Recurrent Segmentation for Variable Computational Budgets
This addresses the challenge of designing flexible segmentation systems for computer vision applications, though it is incremental as it adapts existing recurrent approaches to a new context.
The paper tackles the problem of building image segmentation systems that work across variable computational budgets by developing a recurrent neural network that improves predictions with each iteration, achieving similar performance to state-of-the-art methods on PASCAL VOC 2012 and Cityscapes datasets while enabling efficient video segmentation.

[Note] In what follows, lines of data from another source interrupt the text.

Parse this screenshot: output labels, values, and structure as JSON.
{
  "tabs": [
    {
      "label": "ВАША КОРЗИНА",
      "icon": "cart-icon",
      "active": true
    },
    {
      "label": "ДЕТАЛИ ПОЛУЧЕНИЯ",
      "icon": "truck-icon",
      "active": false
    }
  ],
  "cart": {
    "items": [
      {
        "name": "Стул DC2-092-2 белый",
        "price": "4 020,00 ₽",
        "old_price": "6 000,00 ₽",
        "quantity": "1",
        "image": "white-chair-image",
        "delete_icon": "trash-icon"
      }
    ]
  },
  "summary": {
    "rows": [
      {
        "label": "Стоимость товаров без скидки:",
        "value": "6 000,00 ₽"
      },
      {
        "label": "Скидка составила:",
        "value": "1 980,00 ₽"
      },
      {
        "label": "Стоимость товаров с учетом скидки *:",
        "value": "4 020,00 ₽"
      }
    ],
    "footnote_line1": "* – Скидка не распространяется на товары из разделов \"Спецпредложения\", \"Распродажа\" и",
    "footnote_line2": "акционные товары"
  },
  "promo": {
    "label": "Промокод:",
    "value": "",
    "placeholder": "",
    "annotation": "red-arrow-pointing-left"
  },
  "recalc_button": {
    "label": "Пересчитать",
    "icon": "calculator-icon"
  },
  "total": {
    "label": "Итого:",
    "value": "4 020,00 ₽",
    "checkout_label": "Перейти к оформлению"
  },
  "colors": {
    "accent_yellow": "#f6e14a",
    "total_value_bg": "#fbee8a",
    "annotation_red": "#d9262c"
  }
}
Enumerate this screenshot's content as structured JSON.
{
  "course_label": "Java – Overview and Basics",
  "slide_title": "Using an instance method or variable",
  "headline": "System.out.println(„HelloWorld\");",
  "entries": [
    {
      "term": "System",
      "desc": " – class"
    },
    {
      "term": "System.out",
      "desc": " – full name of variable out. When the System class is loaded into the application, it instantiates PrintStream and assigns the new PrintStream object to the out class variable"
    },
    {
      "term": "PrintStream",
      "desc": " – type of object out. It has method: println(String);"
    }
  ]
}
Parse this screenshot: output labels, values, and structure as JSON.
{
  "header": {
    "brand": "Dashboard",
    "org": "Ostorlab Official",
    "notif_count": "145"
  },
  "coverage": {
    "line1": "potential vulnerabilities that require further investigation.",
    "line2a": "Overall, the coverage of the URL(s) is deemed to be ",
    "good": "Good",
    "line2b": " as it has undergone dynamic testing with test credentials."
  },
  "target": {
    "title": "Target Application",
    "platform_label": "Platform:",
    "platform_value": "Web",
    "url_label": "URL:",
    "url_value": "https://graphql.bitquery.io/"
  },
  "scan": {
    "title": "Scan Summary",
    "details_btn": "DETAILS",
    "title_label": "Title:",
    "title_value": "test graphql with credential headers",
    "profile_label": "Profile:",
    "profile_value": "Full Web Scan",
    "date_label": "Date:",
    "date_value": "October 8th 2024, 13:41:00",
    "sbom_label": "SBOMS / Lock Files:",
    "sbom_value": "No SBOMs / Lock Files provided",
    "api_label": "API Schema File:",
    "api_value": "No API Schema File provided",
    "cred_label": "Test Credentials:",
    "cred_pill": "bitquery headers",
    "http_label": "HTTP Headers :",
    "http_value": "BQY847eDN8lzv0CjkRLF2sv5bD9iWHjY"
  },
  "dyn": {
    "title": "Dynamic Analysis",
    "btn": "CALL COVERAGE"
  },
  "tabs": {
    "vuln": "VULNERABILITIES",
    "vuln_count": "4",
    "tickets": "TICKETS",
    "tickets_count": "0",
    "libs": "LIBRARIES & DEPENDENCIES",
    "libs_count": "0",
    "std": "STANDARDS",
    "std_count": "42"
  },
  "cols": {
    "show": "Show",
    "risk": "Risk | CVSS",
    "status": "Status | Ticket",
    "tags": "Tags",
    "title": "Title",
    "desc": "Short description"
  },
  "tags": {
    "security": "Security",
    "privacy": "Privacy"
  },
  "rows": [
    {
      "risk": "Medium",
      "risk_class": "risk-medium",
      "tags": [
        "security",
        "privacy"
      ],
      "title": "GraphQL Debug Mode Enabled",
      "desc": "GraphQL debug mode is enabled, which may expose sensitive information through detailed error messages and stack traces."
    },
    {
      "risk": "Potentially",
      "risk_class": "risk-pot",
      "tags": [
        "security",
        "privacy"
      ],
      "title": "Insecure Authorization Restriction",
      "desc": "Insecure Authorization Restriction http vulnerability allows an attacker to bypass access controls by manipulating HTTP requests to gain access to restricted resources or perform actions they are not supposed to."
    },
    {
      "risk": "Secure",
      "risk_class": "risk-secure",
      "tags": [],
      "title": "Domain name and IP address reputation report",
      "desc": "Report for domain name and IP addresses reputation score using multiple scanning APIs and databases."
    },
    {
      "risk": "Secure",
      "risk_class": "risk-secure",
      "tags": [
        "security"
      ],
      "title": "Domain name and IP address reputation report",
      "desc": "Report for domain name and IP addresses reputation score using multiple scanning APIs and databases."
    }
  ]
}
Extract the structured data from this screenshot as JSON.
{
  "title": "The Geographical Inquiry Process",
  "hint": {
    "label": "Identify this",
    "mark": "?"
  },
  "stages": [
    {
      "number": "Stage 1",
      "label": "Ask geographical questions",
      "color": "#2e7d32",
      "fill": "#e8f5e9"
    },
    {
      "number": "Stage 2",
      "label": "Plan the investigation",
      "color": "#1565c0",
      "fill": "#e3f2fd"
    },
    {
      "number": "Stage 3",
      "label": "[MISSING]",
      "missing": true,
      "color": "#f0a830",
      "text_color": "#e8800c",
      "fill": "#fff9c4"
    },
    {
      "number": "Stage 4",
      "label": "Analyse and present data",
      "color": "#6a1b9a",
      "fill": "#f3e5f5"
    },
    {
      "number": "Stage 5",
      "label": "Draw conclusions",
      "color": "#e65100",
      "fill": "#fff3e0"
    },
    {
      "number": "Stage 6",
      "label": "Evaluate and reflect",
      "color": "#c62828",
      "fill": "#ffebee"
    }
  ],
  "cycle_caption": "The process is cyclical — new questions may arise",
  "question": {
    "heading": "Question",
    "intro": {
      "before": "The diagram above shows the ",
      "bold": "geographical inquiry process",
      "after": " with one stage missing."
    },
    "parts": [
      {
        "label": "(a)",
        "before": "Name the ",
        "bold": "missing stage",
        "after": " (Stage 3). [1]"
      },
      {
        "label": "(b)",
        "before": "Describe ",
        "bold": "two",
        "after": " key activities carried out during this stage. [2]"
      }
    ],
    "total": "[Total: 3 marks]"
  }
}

State-of-the-art systems for semantic image segmentation use feed-forward pipelines with fixed computational costs. Building an image segmentation system that works across a range of computational budgets is challenging and time-intensive as new architectures must be designed and trained for every computational setting. To address this problem we develop a recurrent neural network that successively improves prediction quality with each iteration. Importantly, the RNN may be deployed across a range of computational budgets by merely running the model for a variable number of iterations. We find that this architecture is uniquely suited for efficiently segmenting videos. By exploiting the segmentation of past frames, the RNN can perform video segmentation at similar quality but reduced computational cost compared to state-of-the-art image segmentation methods. When applied to static images in the PASCAL VOC 2012 and Cityscapes segmentation datasets, the RNN traces out a speed-accuracy curve that saturates near the performance of state-of-the-art segmentation methods.